NEW YORK, NY--(Marketwire - Jul 26, 2011) - Members of The Explorers Club, the world renowned international exploration organization, will soon discover a bit of urban archaeology unseen for years -- the North Face of their iconic Upper East Side headquarters named for famed broadcaster and Club member Lowell Thomas.

The 107-year-old Club will celebrate completion of the restoration of its 46 East 70th Street north-facing façade, and removal of construction scaffolding, with a public open house starting with a ribbon cutting on Thursday, July 28, at 11 a.m. Immediately following the ribbon ceremony, a climber will descend the east exterior wall of the six-story building, highlighting the next area of the building targeted for Phase II of the renovation project.

The Phase II renovation will also focus on the Club's outside terrace and a colonnade of particular historical import that dates from the medieval period, another portion of which is believed to be housed at The Cloisters.

Upon taking office as president in 2009, Lorie Karnath -- the 37th president and second female president in the Club's 107-year history -- launched a fundraising campaign to raise capital to begin the much needed revitalization of the 100-year-old headquarters.
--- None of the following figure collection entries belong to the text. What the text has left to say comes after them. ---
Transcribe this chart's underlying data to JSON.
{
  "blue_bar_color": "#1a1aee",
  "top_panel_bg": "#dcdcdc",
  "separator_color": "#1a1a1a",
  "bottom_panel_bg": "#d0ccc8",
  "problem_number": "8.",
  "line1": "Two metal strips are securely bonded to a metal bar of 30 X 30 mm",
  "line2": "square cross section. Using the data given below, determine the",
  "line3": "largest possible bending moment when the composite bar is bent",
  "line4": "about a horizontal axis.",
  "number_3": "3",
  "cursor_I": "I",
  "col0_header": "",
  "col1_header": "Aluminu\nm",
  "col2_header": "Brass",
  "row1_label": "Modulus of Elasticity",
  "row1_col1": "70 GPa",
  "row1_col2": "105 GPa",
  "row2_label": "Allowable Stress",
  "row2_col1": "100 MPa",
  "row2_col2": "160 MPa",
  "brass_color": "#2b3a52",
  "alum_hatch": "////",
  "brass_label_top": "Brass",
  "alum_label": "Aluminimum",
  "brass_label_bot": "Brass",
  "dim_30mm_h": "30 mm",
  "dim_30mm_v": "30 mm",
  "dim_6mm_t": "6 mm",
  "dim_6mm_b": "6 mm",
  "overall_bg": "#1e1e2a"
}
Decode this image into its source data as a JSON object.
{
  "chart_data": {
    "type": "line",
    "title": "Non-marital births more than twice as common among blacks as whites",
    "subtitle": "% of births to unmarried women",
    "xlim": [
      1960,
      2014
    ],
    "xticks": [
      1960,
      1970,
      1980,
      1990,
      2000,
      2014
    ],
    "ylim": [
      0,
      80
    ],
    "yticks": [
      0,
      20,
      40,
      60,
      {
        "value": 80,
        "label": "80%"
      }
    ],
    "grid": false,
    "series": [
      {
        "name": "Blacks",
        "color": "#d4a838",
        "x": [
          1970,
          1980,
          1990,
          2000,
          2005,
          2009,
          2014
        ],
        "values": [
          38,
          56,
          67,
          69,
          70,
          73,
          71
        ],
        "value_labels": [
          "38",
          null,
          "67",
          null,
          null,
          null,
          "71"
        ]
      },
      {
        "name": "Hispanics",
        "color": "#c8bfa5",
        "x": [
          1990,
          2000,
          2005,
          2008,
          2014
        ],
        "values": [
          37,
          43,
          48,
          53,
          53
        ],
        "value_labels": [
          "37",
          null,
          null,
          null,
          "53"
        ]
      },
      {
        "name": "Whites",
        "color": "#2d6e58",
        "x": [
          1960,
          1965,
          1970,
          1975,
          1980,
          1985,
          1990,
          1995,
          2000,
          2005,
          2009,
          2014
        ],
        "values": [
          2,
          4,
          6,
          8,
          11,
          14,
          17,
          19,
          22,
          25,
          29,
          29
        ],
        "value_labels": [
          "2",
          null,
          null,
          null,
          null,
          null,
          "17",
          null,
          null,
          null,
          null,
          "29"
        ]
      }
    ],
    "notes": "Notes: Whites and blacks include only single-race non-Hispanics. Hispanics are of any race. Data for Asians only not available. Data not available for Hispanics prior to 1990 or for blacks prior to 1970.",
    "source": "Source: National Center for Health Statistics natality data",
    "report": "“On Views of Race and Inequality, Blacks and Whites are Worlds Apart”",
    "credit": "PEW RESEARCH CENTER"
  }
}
This initial campaign has raised the most amount of money to date for the Club under one administration.

"As explorers our mission is to not only to conduct field research and add to man's body of scientific knowledge, but to help ensure cultural and historical preservation as well. In this instance, cultural preservation starts at H.Q.," stated Karnath.

Rarely Viewed Artifacts
Rarely viewed artifacts from the Club's extensive collection will be displayed throughout the day. These will include fragments of matting used in the burial of 10th century Alaskan mummies; a Polar Capsule left at the North Pole by the 1986 Steger North Pole Expedition and recovered off the north coast of Ireland three years later; an axe from 1911 used in the construction of Robert Falcon Scott's base shelter in Antarctica; and a 1906 recording made by Robert E. Peary, who would successfully claim to reach the North Pole in 1909.